Abbildung 2: Resultierende Spannungs-Stauchungs-Kurven infolge einer Wärmebehandlung von 400 °C für 10 min (oben, mit Kennzeichnung der Hysteresefläche und der max. mech. Spannung) und 500 °C für 30 min (unten)

Abbildung 2: Resultierende Spannungs-Stauchungs-Kurven infolge einer Wärmebehandlung von 400 °C für 10 min (oben, mit Kennzeichnung der Hysteresefläche und der max. mech. Spannung) und 500 °C für 30 min (unten)

Zu Versuchsbeginn lagen die Materialien im austenitischen Zustand vor. Dies ist die Voraussetzung für das pseudoelastische Verhalten durch Bildung von spannungsinduziertem Martensit. Das resultierende Verhalten lässt sich nach einem zunächst annähernd linear-elastischen Anstieg bei sämtlichen Versuchskurven beobachten, allerdings verlaufen die Anstiege der Spannungsplateaus bei der höheren Glühtemperatur von 500 °C und längerer Wärmebehandlung wesentlich flacher. Es sind deutlich geringere mechanischen Spannungen notwendig, um gleiche Stauchungswerte zu erzeugen. Die Entlastung verbunden mit der Rückumwandlung in die austenitische Phase sowie der Wiedererlangung der ursprünglichen Probenform und -abmaße liegt insgesamt auf deutlich geringeren Spannungsniveaus. Es zeigt sich ein hysteresebehaftetes Verhalten. Eine tiefergehende Erläuterung der werkstofflichen Zusammenhänge lässt sich in [6] finden. Weitere relevante Unterschiede zwischen den untersuchten Materialzusammensetzungen in Verbindung mit der Wärmebehandlung wurden anhand der zuvor festgelegten Auswertekriterien deutlich gemacht (Abbildung 3).

Abbildung 3: Vergleich der max. mechanischen Spannungen und Hystereseenergie

Abbildung 3: Vergleich der max. mechanischen Spannungen und Hystereseenergie

Im Vergleich der maximalen mechanischen Spannungen zeigen sich deutlich höhere Werte infolge der Wärmebehandlung mit der geringeren Glühtemperatur von 400 °C. Betrachtet man die Materialzusammensetzungen liegen die maximalen mechanischen Spannungen bei der Legierung NiTi#9 am höchsten, gefolgt von NiTi#1 und NiTi#4.
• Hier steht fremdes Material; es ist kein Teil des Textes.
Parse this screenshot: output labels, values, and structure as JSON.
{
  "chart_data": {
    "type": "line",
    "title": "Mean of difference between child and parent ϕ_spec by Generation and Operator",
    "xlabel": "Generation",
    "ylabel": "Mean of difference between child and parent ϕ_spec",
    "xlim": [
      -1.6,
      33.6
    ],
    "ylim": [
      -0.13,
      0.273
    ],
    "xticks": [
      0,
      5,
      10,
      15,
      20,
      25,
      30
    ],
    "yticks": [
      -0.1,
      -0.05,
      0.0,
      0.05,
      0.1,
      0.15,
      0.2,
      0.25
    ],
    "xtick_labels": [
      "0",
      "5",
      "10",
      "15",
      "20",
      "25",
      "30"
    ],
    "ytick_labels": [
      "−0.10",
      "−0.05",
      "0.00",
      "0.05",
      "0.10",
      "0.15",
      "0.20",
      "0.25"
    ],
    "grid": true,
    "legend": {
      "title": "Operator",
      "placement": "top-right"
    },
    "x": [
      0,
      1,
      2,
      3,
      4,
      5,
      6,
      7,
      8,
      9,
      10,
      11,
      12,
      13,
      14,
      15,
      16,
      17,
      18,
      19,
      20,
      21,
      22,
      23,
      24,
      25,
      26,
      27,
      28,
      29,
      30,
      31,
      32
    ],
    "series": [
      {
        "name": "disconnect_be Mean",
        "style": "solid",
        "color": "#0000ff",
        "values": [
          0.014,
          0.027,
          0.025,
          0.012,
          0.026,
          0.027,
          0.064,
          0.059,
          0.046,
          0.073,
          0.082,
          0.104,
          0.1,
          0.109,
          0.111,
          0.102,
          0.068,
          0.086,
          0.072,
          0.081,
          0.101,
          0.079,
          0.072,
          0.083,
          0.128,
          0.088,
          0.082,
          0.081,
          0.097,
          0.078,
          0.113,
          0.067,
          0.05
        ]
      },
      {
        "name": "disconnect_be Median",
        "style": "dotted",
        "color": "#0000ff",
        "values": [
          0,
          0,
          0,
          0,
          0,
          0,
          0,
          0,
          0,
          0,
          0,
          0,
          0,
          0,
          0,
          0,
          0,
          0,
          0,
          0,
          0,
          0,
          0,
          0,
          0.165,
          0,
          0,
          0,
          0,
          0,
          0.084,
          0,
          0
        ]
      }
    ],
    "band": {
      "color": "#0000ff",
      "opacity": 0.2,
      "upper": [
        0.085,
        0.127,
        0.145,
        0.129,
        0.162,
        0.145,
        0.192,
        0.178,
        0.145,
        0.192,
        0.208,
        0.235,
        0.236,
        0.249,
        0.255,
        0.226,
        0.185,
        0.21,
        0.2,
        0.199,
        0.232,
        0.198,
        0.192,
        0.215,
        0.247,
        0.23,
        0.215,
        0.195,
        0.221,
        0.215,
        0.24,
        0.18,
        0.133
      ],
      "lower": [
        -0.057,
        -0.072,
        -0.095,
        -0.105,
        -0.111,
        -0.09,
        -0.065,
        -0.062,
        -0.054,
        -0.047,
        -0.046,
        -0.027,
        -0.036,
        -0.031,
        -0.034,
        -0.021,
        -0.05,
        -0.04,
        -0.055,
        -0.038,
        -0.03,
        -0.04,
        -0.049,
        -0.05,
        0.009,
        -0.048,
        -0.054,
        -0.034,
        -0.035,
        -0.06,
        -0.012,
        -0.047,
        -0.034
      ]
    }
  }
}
In Bezug auf die Hystereseenergie, also die Fläche, welche durch die Spannungs-Stauchung-Kurve eingeschlossen wird, resultiert die höhere Glühtemperatur von 500 °C in höheren Werten. Im Vergleich der verschiedenen Legierungen zeigt sich bei NiTi#4 der höchste Wert, gefolgt von NiTi#9 und NiTi#1.

Über die korrekte Wahl der Legierungszusammensetzung lässt sich somit bereits entscheidend Einfluss auf die Eigenschaften des Dämpfungselements nehmen. Es ist nicht ausreichend eine Legierung zu wählen, die im pseudoelastischen Werkstoffzustand vorliegt. Wie man den Ergebnissen entnehmen kann, weisen die untersuchten Legierungen, obwohl alle im pseudoelastischen Zustand vorliegen, deutlich unterschiedliche Dämpfungspotentiale auf.

  • Mit steigender Differenz zwischen der Umwandlungstemperatur Af und der Einsatztemperatur (TUmgebung) korrelieren gleiche Stauchungswerte mit höheren mechanischen Spannungen sowie geringerer Hystereseenergie. Elemente aus diesen Legierungen können also als steifer betrachtet werden.
  • Darüber hinaus lässt sich die Eignung einer gewählten Legierung zur Nutzung als Dämpfungselement anpassen, in dem man das Halbzeug einer Wärmebehandlung mit veränderten Parametern unterzieht. So kann man auch bei einer nicht optimal getroffenen Werkstoffauswahl das Dämpfungselement doch noch den geforderten Dämpfungseigenschaften annähern.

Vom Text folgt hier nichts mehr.